The goal of the project is to support public administration in Azerbaijan, ensure exchange of best practices and assist in adaptation of national legislation to the EU standards.
Partners in the project are the State Secretariat of Lithuania and Azerbaijan’s NEC.
Maleyka Abbaszade, the chair of the board of the directors of the National Examinations Center (NEC) said that the two-year project aspires to contribute to greater development of the professional and stable civil service system in Azerbaijan, in accordance with the best practices of Europe.
She said that the project aims at increasing the potential of the NEC, and its fruitful activities, creating new job classification system and ensuring recruitment for public service in accordance with this system, as well as evaluating the performance of public servants.
The process of admission to public service should be simplified, it is necessary to ensure efficiency, Abbaszade stressed.
“Necessary work will be carried out in the country in this direction,” she said, adding that currently, ensuring the transparency of the admission process for public service has increased the interest in this issue.
"The reforms in the admission process will serve the improvement of the civil service and professionalism. The current situation in the public service admission allows to say that clear opportunities have been created for recruitment of citizens. Relationship between citizen-officer has been minimized at all stages. But this process must be continued. In addition, admission to the civil service should be accessible to all citizens,” she explained.
In turn, Head of the EU Delegation in Azerbaijan Malena Mard said that the budget of the project to be funded by the EU is 1.2 million manats (about $679,000).
Stressing that the public service requires constant development, Mard said that European partners will work with Azerbaijan for two years and make recommendations on the project.
"Over the past 10 years, the EU has implemented in Azerbaijan 47 twinning projects. I hope that their numbers will reach 50 until the end of the year,” she said.
The EU mission head further told reporters that a new agreement to be signed between the EU and Azerbaijan will help further strengthen and broaden the bilateral cooperation.
“The EU believes that the next round of talks with Azerbaijan will be more substantive,” she said, recalling that negotiations on the new agreement started off in Brussels on February 7.

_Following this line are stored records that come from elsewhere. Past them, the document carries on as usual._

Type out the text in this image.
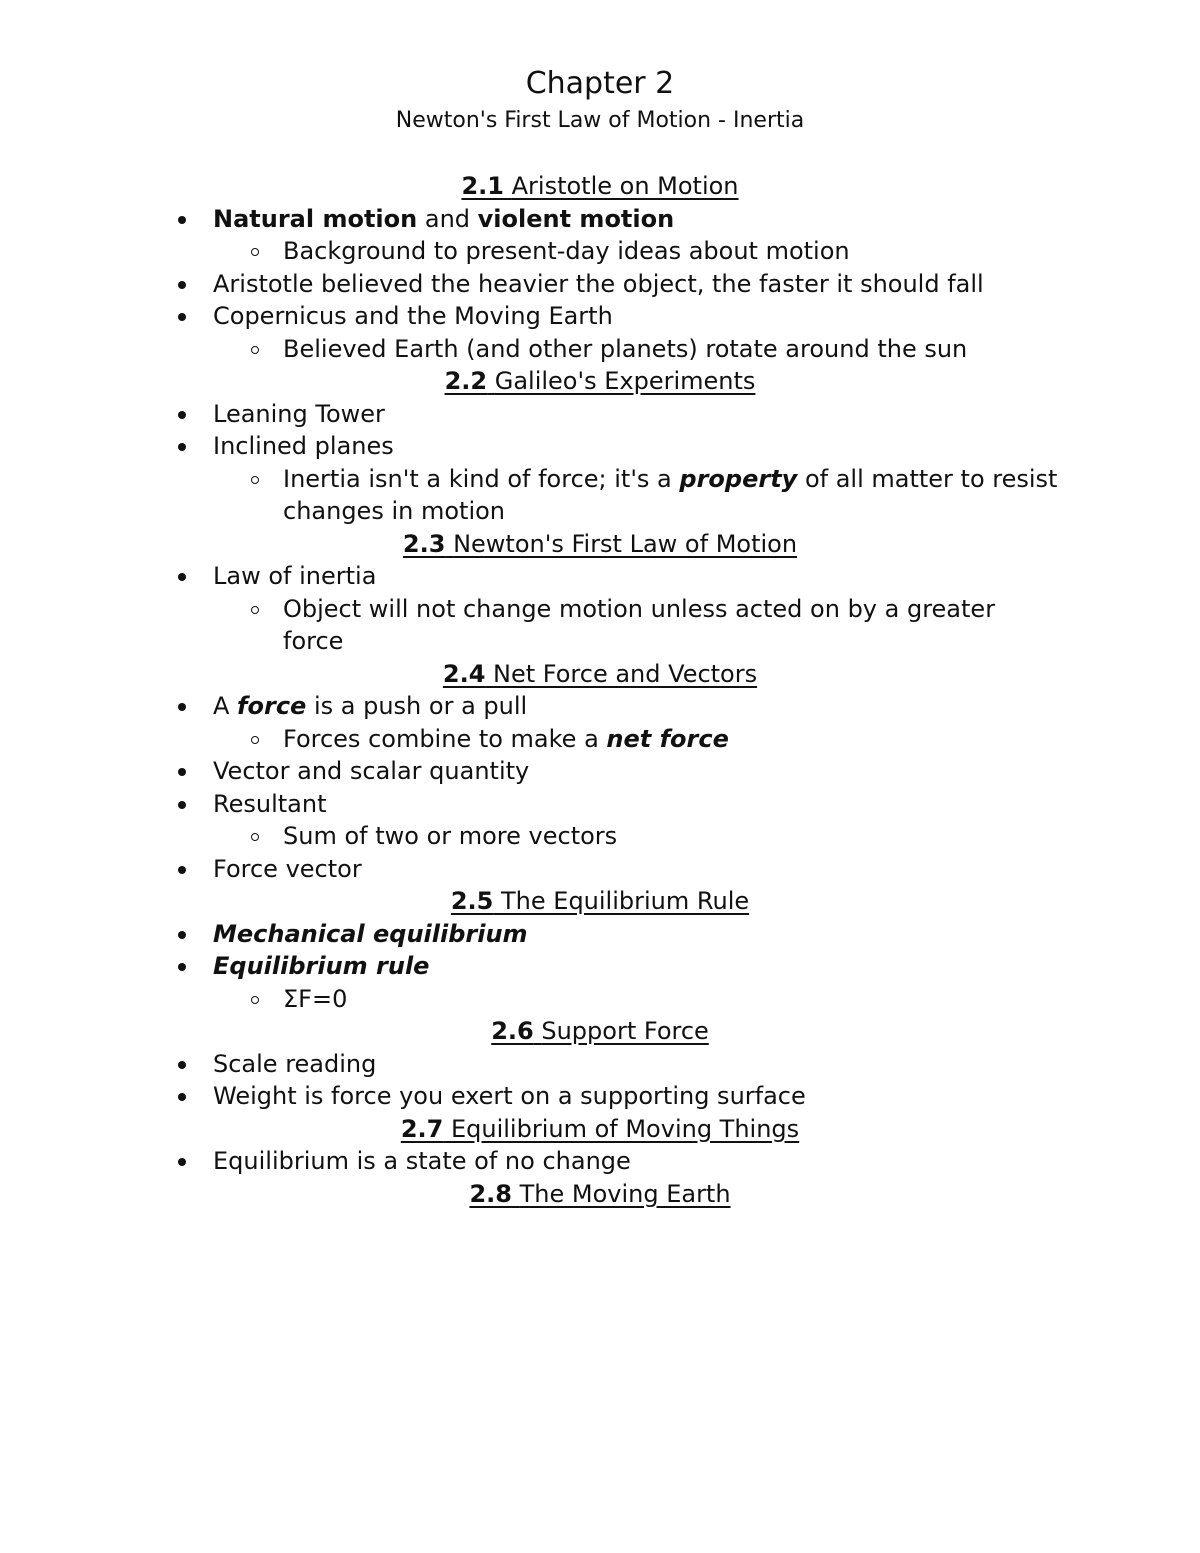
Chapter 2
Newton's First Law of Motion - Inertia
2.1 Aristotle on Motion
Natural motion and violent motion
Background to present-day ideas about motion
Aristotle believed the heavier the object, the faster it should fall
Copernicus and the Moving Earth
Believed Earth (and other planets) rotate around the sun
2.2 Galileo's Experiments
Leaning Tower
Inclined planes
Inertia isn't a kind of force; it's a property of all matter to resist
changes in motion
2.3 Newton's First Law of Motion
Law of inertia
Object will not change motion unless acted on by a greater
force
2.4 Net Force and Vectors
A force is a push or a pull
Forces combine to make a net force
Vector and scalar quantity
Resultant
Sum of two or more vectors
Force vector
2.5 The Equilibrium Rule
Mechanical equilibrium
Equilibrium rule
ΣF=0
2.6 Support Force
Scale reading
Weight is force you exert on a supporting surface
2.7 Equilibrium of Moving Things
Equilibrium is a state of no change
2.8 The Moving Earth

“At the first meeting we tried to finds solutions to a number of technical issues. I believe the next round of the negotiations will be more substantive. We aim to discuss a number of areas including energy, economy, trade, relations between people, state administration, etc.,” said Mard.
Mard went on saying that the EU bears a lot of ambitious plans for the forthcoming agreement between the two parties. She emphasized that the European side would like to see the upcoming agreement to embrace many different spheres of cooperation including economic, trade, good governance and humanitarian ties.
In November 2016, the European Council adopted a mandate for the European Commission and the high representative for foreign affairs and security policy to negotiate on behalf of the EU and its member states, a comprehensive agreement with Azerbaijan.
The agreement will follow the principles endorsed in the 2015 review of the European Neighborhood Policy and offer a renewed basis for political dialogue and mutually beneficial cooperation between the EU and Azerbaijan.
The new agreement envisages the compliance of Azerbaijan’s legislation and procedures with the EU’s most important international trade norms and standards, which should lead to the improvement of Azerbaijani goods’ access to the EU markets.
Azerbaijan has become a country of direct priority to the EU’s strategy in its wider neighborhood since the last enlargement of the European Union in 2007. Azerbaijan affects Europe’s interests, mainly in a regional energy strategy.